We just got done with a two month shelter in place order, and the first place I went was Chapel Hill Mall, which is basically undead at this point. I also stopped by Summit Mall.

What I've learned about my fascination with malls is that not everyone shares that same fascination. It's easier for most people to write off the death of malls as "Walmart/The Internet/Amazon", but it's not only that. There's a human aspect to all of this. How do you feel when you're in a mall? What memories come up for you?
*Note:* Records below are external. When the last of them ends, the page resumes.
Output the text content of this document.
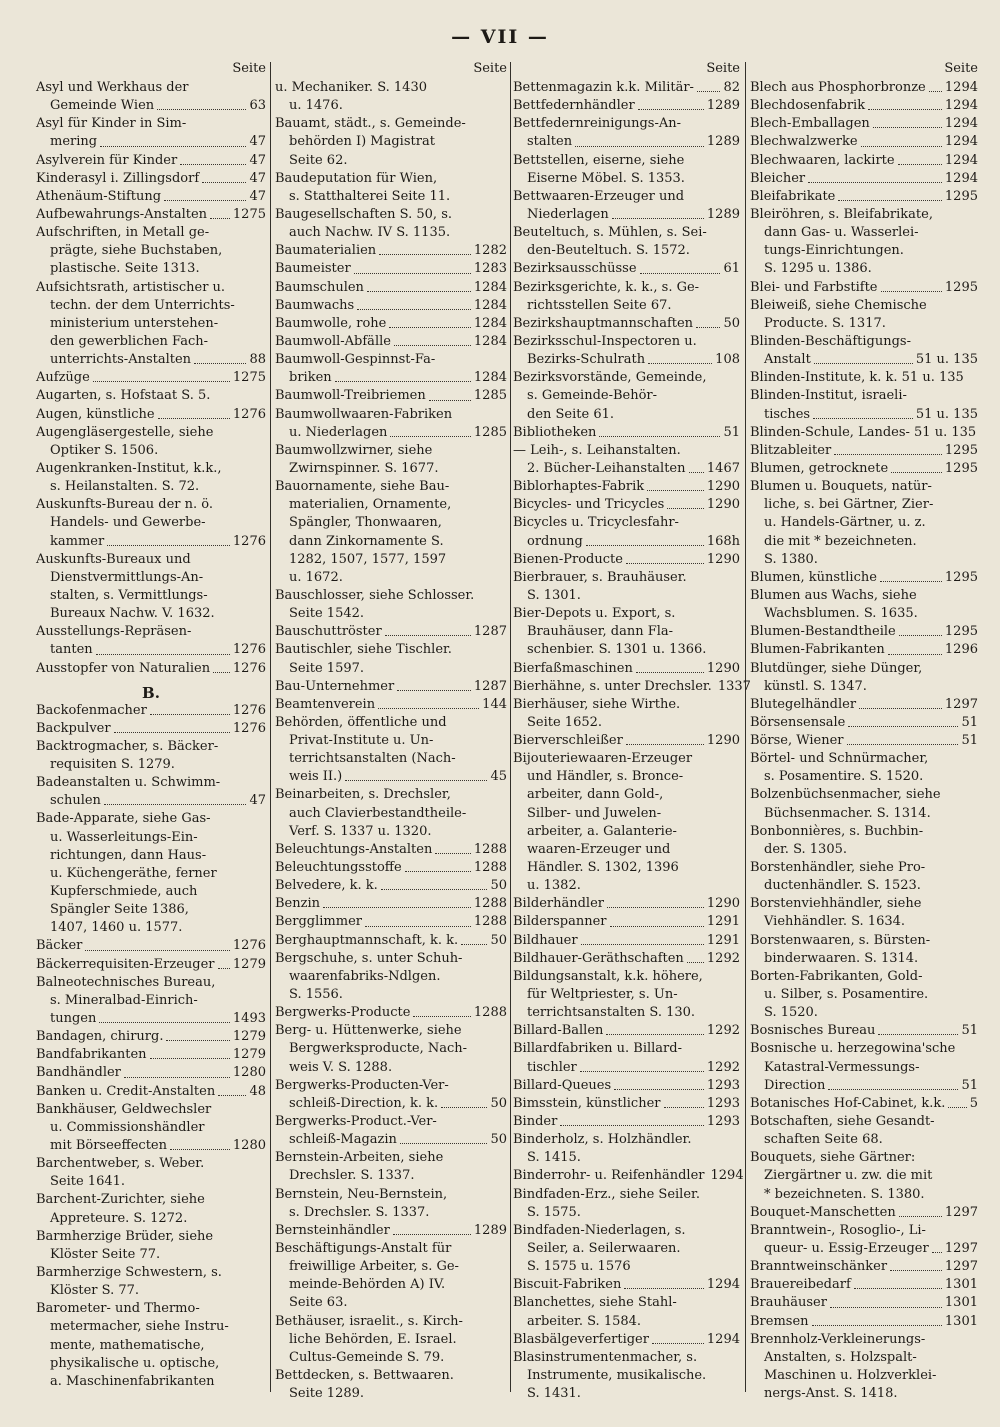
— VII —
Seite
Asyl und Werkhaus der
Gemeinde Wien	63
Asyl für Kinder in Sim-
mering	47
Asylverein für Kinder	47
Kinderasyl i. Zillingsdorf	47
Athenäum-Stiftung	47
Aufbewahrungs-Anstalten 1275
Aufschriften, in Metall ge-
prägte, siehe Buchstaben,
plastische. Seite 1313.
Aufsichtsrath, artistischer u.
techn. der dem Unterrichts-
ministerium unterstehen-
den gewerblichen Fach-
unterrichts-Anstalten	88
Aufzüge	1275
Augarten, s. Hofstaat S. 5.
Augen, künstliche	1276
Augengläsergestelle, siehe
Optiker S. 1506.
Augenkranken-Institut, k.k.,
s. Heilanstalten. S. 72.
Auskunfts-Bureau der n. ö.
Handels- und Gewerbe-
kammer	1276
Auskunfts-Bureaux und
Dienstvermittlungs-An-
stalten, s. Vermittlungs-
Bureaux Nachw. V. 1632.
Ausstellungs-Repräsen-
tanten	1276
Ausstopfer von Naturalien 1276
B.
Backofenmacher	1276
Backpulver	1276
Backtrogmacher, s. Bäcker-
requisiten S. 1279.
Badeanstalten u. Schwimm-
schulen	47
Bade-Apparate, siehe Gas-
u. Wasserleitungs-Ein-
richtungen, dann Haus-
u. Küchengeräthe, ferner
Kupferschmiede, auch
Spängler Seite 1386,
1407, 1460 u. 1577.
Bäcker	1276
Bäckerrequisiten-Erzeuger 1279
Balneotechnisches Bureau,
s. Mineralbad-Einrich-
tungen	1493
Bandagen, chirurg.	1279
Bandfabrikanten	1279
Bandhändler	1280
Banken u. Credit-Anstalten	48
Bankhäuser, Geldwechsler
u. Commissionshändler
mit Börseeffecten	1280
Barchentweber, s. Weber.
Seite 1641.
Barchent-Zurichter, siehe
Appreteure. S. 1272.
Barmherzige Brüder, siehe
Klöster Seite 77.
Barmherzige Schwestern, s.
Klöster S. 77.
Barometer- und Thermo-
metermacher, siehe Instru-
mente, mathematische,
physikalische u. optische,
a. Maschinenfabrikanten
Seite
u. Mechaniker. S. 1430
u. 1476.
Bauamt, städt., s. Gemeinde-
behörden I) Magistrat
Seite 62.
Baudeputation für Wien,
s. Statthalterei Seite 11.
Baugesellschaften S. 50, s.
auch Nachw. IV S. 1135.
Baumaterialien	1282
Baumeister	1283
Baumschulen	1284
Baumwachs	1284
Baumwolle, rohe	1284
Baumwoll-Abfälle	1284
Baumwoll-Gespinnst-Fa-
briken	1284
Baumwoll-Treibriemen	1285
Baumwollwaaren-Fabriken
u. Niederlagen	1285
Baumwollzwirner, siehe
Zwirnspinner. S. 1677.
Bauornamente, siehe Bau-
materialien, Ornamente,
Spängler, Thonwaaren,
dann Zinkornamente S.
1282, 1507, 1577, 1597
u. 1672.
Bauschlosser, siehe Schlosser.
Seite 1542.
Bauschuttröster	1287
Bautischler, siehe Tischler.
Seite 1597.
Bau-Unternehmer	1287
Beamtenverein	144
Behörden, öffentliche und
Privat-Institute u. Un-
terrichtsanstalten (Nach-
weis II.)	45
Beinarbeiten, s. Drechsler,
auch Clavierbestandtheile-
Verf. S. 1337 u. 1320.
Beleuchtungs-Anstalten	1288
Beleuchtungsstoffe	1288
Belvedere, k. k.	50
Benzin	1288
Bergglimmer	1288
Berghauptmannschaft, k. k. 50
Bergschuhe, s. unter Schuh-
waarenfabriks-Ndlgen.
S. 1556.
Bergwerks-Producte	1288
Berg- u. Hüttenwerke, siehe
Bergwerksproducte, Nach-
weis V. S. 1288.
Bergwerks-Producten-Ver-
schleiß-Direction, k. k.	50
Bergwerks-Product.-Ver-
schleiß-Magazin	50
Bernstein-Arbeiten, siehe
Drechsler. S. 1337.
Bernstein, Neu-Bernstein,
s. Drechsler. S. 1337.
Bernsteinhändler	1289
Beschäftigungs-Anstalt für
freiwillige Arbeiter, s. Ge-
meinde-Behörden A) IV.
Seite 63.
Bethäuser, israelit., s. Kirch-
liche Behörden, E. Israel.
Cultus-Gemeinde S. 79.
Bettdecken, s. Bettwaaren.
Seite 1289.
Seite
Bettenmagazin k.k. Militär- 82
Bettfedernhändler	1289
Bettfedernreinigungs-An-
stalten	1289
Bettstellen, eiserne, siehe
Eiserne Möbel. S. 1353.
Bettwaaren-Erzeuger und
Niederlagen	1289
Beuteltuch, s. Mühlen, s. Sei-
den-Beuteltuch. S. 1572.
Bezirksausschüsse	61
Bezirksgerichte, k. k., s. Ge-
richtsstellen Seite 67.
Bezirkshauptmannschaften 50
Bezirksschul-Inspectoren u.
Bezirks-Schulrath	108
Bezirksvorstände, Gemeinde,
s. Gemeinde-Behör-
den Seite 61.
Bibliotheken	51
— Leih-, s. Leihanstalten.
2. Bücher-Leihanstalten 1467
Biblorhaptes-Fabrik	1290
Bicycles- und Tricycles	1290
Bicycles u. Tricyclesfahr-
ordnung	168h
Bienen-Producte	1290
Bierbrauer, s. Brauhäuser.
S. 1301.
Bier-Depots u. Export, s.
Brauhäuser, dann Fla-
schenbier. S. 1301 u. 1366.
Bierfaßmaschinen	1290
Bierhähne, s. unter Drechsler. 1337
Bierhäuser, siehe Wirthe.
Seite 1652.
Bierverschleißer	1290
Bijouteriewaaren-Erzeuger
und Händler, s. Bronce-
arbeiter, dann Gold-,
Silber- und Juwelen-
arbeiter, a. Galanterie-
waaren-Erzeuger und
Händler. S. 1302, 1396
u. 1382.
Bilderhändler	1290
Bilderspanner	1291
Bildhauer	1291
Bildhauer-Geräthschaften 1292
Bildungsanstalt, k.k. höhere,
für Weltpriester, s. Un-
terrichtsanstalten S. 130.
Billard-Ballen	1292
Billardfabriken u. Billard-
tischler	1292
Billard-Queues	1293
Bimsstein, künstlicher	1293
Binder	1293
Binderholz, s. Holzhändler.
S. 1415.
Binderrohr- u. Reifenhändler 1294
Bindfaden-Erz., siehe Seiler.
S. 1575.
Bindfaden-Niederlagen, s.
Seiler, a. Seilerwaaren.
S. 1575 u. 1576
Biscuit-Fabriken	1294
Blanchettes, siehe Stahl-
arbeiter. S. 1584.
Blasbälgeverfertiger	1294
Blasinstrumentenmacher, s.
Instrumente, musikalische.
S. 1431.
Seite
Blech aus Phosphorbronze 1294
Blechdosenfabrik	1294
Blech-Emballagen	1294
Blechwalzwerke	1294
Blechwaaren, lackirte	1294
Bleicher	1294
Bleifabrikate	1295
Bleiröhren, s. Bleifabrikate,
dann Gas- u. Wasserlei-
tungs-Einrichtungen.
S. 1295 u. 1386.
Blei- und Farbstifte	1295
Bleiweiß, siehe Chemische
Producte. S. 1317.
Blinden-Beschäftigungs-
Anstalt	51 u. 135
Blinden-Institute, k. k. 51 u. 135
Blinden-Institut, israeli-
tisches	51 u. 135
Blinden-Schule, Landes- 51 u. 135
Blitzableiter	1295
Blumen, getrocknete	1295
Blumen u. Bouquets, natür-
liche, s. bei Gärtner, Zier-
u. Handels-Gärtner, u. z.
die mit * bezeichneten.
S. 1380.
Blumen, künstliche	1295
Blumen aus Wachs, siehe
Wachsblumen. S. 1635.
Blumen-Bestandtheile	1295
Blumen-Fabrikanten	1296
Blutdünger, siehe Dünger,
künstl. S. 1347.
Blutegelhändler	1297
Börsensensale	51
Börse, Wiener	51
Börtel- und Schnürmacher,
s. Posamentire. S. 1520.
Bolzenbüchsenmacher, siehe
Büchsenmacher. S. 1314.
Bonbonnières, s. Buchbin-
der. S. 1305.
Borstenhändler, siehe Pro-
ductenhändler. S. 1523.
Borstenviehhändler, siehe
Viehhändler. S. 1634.
Borstenwaaren, s. Bürsten-
binderwaaren. S. 1314.
Borten-Fabrikanten, Gold-
u. Silber, s. Posamentire.
S. 1520.
Bosnisches Bureau	51
Bosnische u. herzegowina'sche
Katastral-Vermessungs-
Direction	51
Botanisches Hof-Cabinet, k.k. 5
Botschaften, siehe Gesandt-
schaften Seite 68.
Bouquets, siehe Gärtner:
Ziergärtner u. zw. die mit
* bezeichneten. S. 1380.
Bouquet-Manschetten	1297
Branntwein-, Rosoglio-, Li-
queur- u. Essig-Erzeuger 1297
Branntweinschänker	1297
Brauereibedarf	1301
Brauhäuser	1301
Bremsen	1301
Brennholz-Verkleinerungs-
Anstalten, s. Holzspalt-
Maschinen u. Holzverklei-
nergs-Anst. S. 1418.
I've decided to mostly stop trying to write a typical blog here at Flannelkimono. I came to blogging via Livejournal, so I tend to be a chronic oversharer. That was fine when I was younger, but now, the internet is fucking scary.I may share some posts here, but overall, I will be focusing on my mall writing on rustbeltmallwalker.com

When I started to see my mall photos as more than a passing fascination, I named the project Rust Belt Mallwalker. I didn't think much about it; I just started hashtagging some of my photos that way, mostly to keep track of malls I had visited in the region. The more that things have started to change, the more that I realize that I am more than ready to dig in and not only give some history to the places that I've photographed, but also to remember some of the more human moments of malls, like when your brother fell into the fountain, or that time when you were 18 months and your mom let you hold a tiger cub (both are true for me!).